Le torri 13, 14 e 15 vennero utilizzate dal cardinale Federico Borromeo come “studiolo, nel 1672. Dalla fine dell’Ottocento al 1932, la torre 15 ospitò il laboratorio del ceramista Francesco Randone, che contribuì attivamente allo studio ed ai restauri delle mura. La torre 16 è un raro esempio di torre dell’epoca di Aureliano, che si discosta dalla tipologia classica: la camera è retta da due volte a botte, senza scala centrale, e la camera superiore non è accessibile; la finestre sono quattro, due sulla fronte ed una su ciascun lato. Seguono una torre restaurata in epoca medioevale e una torre semi circolare.
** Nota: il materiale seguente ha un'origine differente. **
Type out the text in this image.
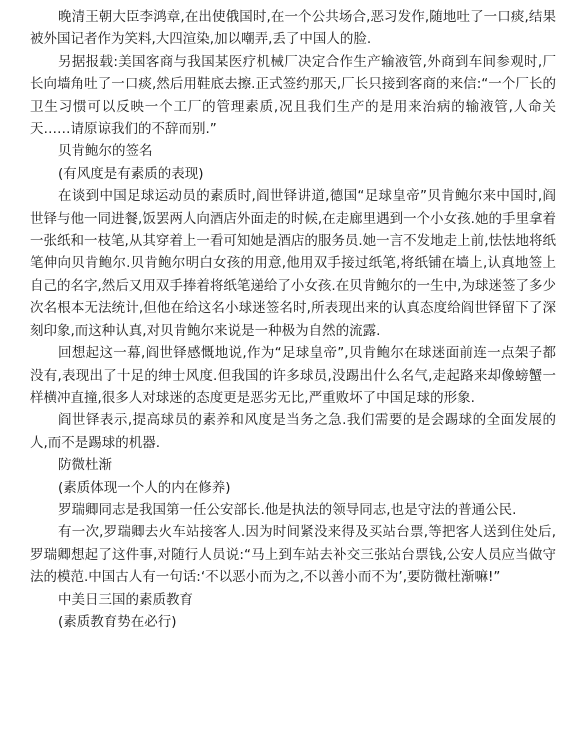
晚清王朝大臣李鸿章,在出使俄国时,在一个公共场合,恶习发作,随地吐了一口痰,结果被外国记者作为笑料,大四渲染,加以嘲弄,丢了中国人的脸.

另据报载:美国客商与我国某医疗机械厂决定合作生产输液管,外商到车间参观时,厂长向墙角吐了一口痰,然后用鞋底去擦.正式签约那天,厂长只接到客商的来信:“一个厂长的卫生习惯可以反映一个工厂的管理素质,况且我们生产的是用来治病的输液管,人命关天……请原谅我们的不辞而别.”

贝肯鲍尔的签名

(有风度是有素质的表现)

在谈到中国足球运动员的素质时,阎世铎讲道,德国“足球皇帝”贝肯鲍尔来中国时,阎世铎与他一同进餐,饭罢两人向酒店外面走的时候,在走廊里遇到一个小女孩.她的手里拿着一张纸和一枝笔,从其穿着上一看可知她是酒店的服务员.她一言不发地走上前,怯怯地将纸笔伸向贝肯鲍尔.贝肯鲍尔明白女孩的用意,他用双手接过纸笔,将纸铺在墙上,认真地签上自己的名字,然后又用双手捧着将纸笔递给了小女孩.在贝肯鲍尔的一生中,为球迷签了多少次名根本无法统计,但他在给这名小球迷签名时,所表现出来的认真态度给阎世铎留下了深刻印象,而这种认真,对贝肯鲍尔来说是一种极为自然的流露.

回想起这一幕,阎世铎感慨地说,作为“足球皇帝”,贝肯鲍尔在球迷面前连一点架子都没有,表现出了十足的绅士风度.但我国的许多球员,没踢出什么名气,走起路来却像螃蟹一样横冲直撞,很多人对球迷的态度更是恶劣无比,严重败坏了中国足球的形象.

阎世铎表示,提高球员的素养和风度是当务之急.我们需要的是会踢球的全面发展的人,而不是踢球的机器.

防微杜渐

(素质体现一个人的内在修养)

罗瑞卿同志是我国第一任公安部长.他是执法的领导同志,也是守法的普通公民.

有一次,罗瑞卿去火车站接客人.因为时间紧没来得及买站台票,等把客人送到住处后,罗瑞卿想起了这件事,对随行人员说:“马上到车站去补交三张站台票钱,公安人员应当做守法的模范.中国古人有一句话:‘不以恶小而为之,不以善小而不为’,要防微杜渐嘛!”

中美日三国的素质教育

(素质教育势在必行)
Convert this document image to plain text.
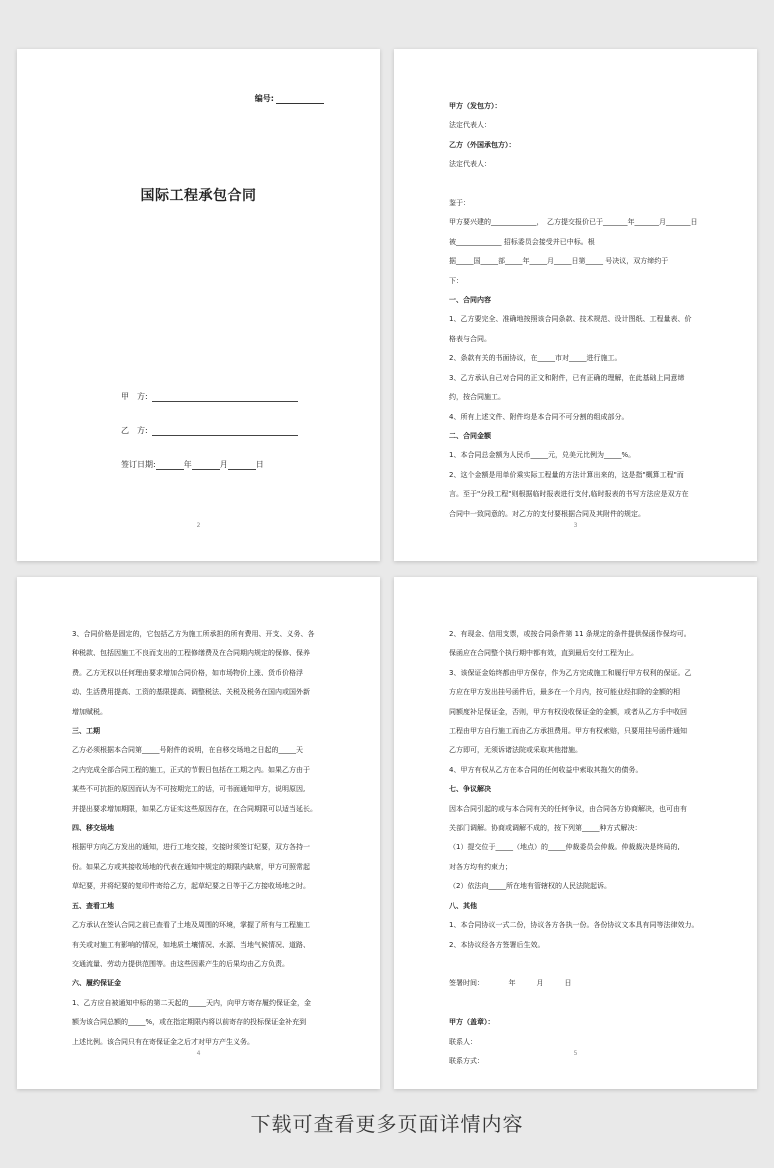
编号:
国际工程承包合同
甲　方:
乙　方:
签订日期:	年	月	日
2
甲方（发包方）：
法定代表人：
乙方（外国承包方）：
法定代表人：

鉴于：
甲方要兴建的_____________，　乙方提交报价已于_______年_______月_______日
被_____________ 招标委员会接受并已中标。根
据_____国_____部_____年_____月_____日第_____ 号决议，双方缔约于
下：
一、合同内容
1、乙方要完全、准确地按照该合同条款、技术规范、设计图纸、工程量表、价
格表与合同。
2、条款有关的书面协议，在_____市对_____进行施工。
3、乙方承认自己对合同的正文和附件，已有正确的理解，在此基础上同意缔
约，按合同施工。
4、所有上述文件、附件均是本合同不可分割的组成部分。
二、合同金额
1、本合同总金额为人民币_____元，兑美元比例为_____%。
2、这个金额是用单价乘实际工程量的方法计算出来的，这是指"概算工程"而
言。至于"分段工程"则根据临时报表进行支付,临时报表的书写方法应是双方在
合同中一致同意的。对乙方的支付要根据合同及其附件的规定。
3
3、合同价格是固定的，它包括乙方为施工所承担的所有费用、开支、义务、各
种税款、包括因施工不良而支出的工程修缮费及在合同期内规定的保修、保养
费。乙方无权以任何理由要求增加合同价格，如市场物价上涨、货币价格浮
动、生活费用提高、工资的基限提高、调整税法、关税及税务在国内或国外新
增加赋税。
三、工期
乙方必须根据本合同第_____号附件的说明，在自移交场地之日起的_____天
之内完成全部合同工程的施工，正式的节假日包括在工期之内。如果乙方由于
某些不可抗拒的原因而认为不可按期完工的话，可书面通知甲方，说明原因,
并提出要求增加期限，如果乙方证实这些原因存在，在合同期限可以适当延长。
四、移交场地
根据甲方向乙方发出的通知，进行工地交接，交接时须签订纪要，双方各持一
份。如果乙方或其接收场地的代表在通知中规定的期限内缺席，甲方可照常起
草纪要，并将纪要的复印件寄给乙方，起草纪要之日等于乙方接收场地之时。
五、查看工地
乙方承认在签认合同之前已查看了土地及周围的环境，掌握了所有与工程施工
有关或对施工有影响的情况，如地质土壤情况、水源、当地气候情况、道路、
交通流量、劳动力提供范围等。由这些因素产生的后果均由乙方负责。
六、履约保证金
1、乙方应自被通知中标的第二天起的_____天内，向甲方寄存履约保证金，金
额为该合同总额的_____%，或在指定期限内将以前寄存的投标保证金补充到
上述比例。该合同只有在寄保证金之后才对甲方产生义务。
4
2、有现金、信用支票，或按合同条件第 11 条规定的条件提供保函作保均可。
保函应在合同整个执行期中都有效，直到最后交付工程为止。
3、该保证金始终都由甲方保存，作为乙方完成施工和履行甲方权利的保证。乙
方应在甲方发出挂号函件后，最多在一个月内，按可能业经扣除的金额的相
同额度补足保证金，否则，甲方有权没收保证金的金额，或者从乙方手中收回
工程由甲方自行施工而由乙方承担费用。甲方有权索赔，只要用挂号函件通知
乙方即可，无须诉诸法院或采取其他措施。
4、甲方有权从乙方在本合同的任何收益中索取其拖欠的债务。
七、争议解决
因本合同引起的或与本合同有关的任何争议，由合同各方协商解决，也可由有
关部门调解。协商或调解不成的，按下列第_____种方式解决：
（1）提交位于_____（地点）的_____仲裁委员会仲裁。仲裁裁决是终局的,
对各方均有约束力；
（2）依法向_____所在地有管辖权的人民法院起诉。
八、其他
1、本合同协议一式二份，协议各方各执一份。各份协议文本具有同等法律效力。
2、本协议经各方签署后生效。

签署时间：　　　　年　　　月　　　日

甲方（盖章）：
联系人：
联系方式：
5
下载可查看更多页面详情内容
La torre seguente poggia su una tomba appartenente al grande sepolcreto Salario che si estendeva fuori le mura. La torre 22, di epoca aurelianea, è stranamente semicircolare; è l’unica, infatti, a non trovarsi vicino ad una porta, ma forse proteggeva una posterula oggi scomparsa. Segue un tratto di mura rifatto da Giulio III (1550-1555) al posto di due torri cadute.

Alla fine della seconda guerra mondiale, alcune torri furono utilizzate come studi ed abitazione di artisti. Di recente, il Comune di Roma ha fatto sgomberare le residue abitazioni riportando alla luce tutto il camminamento.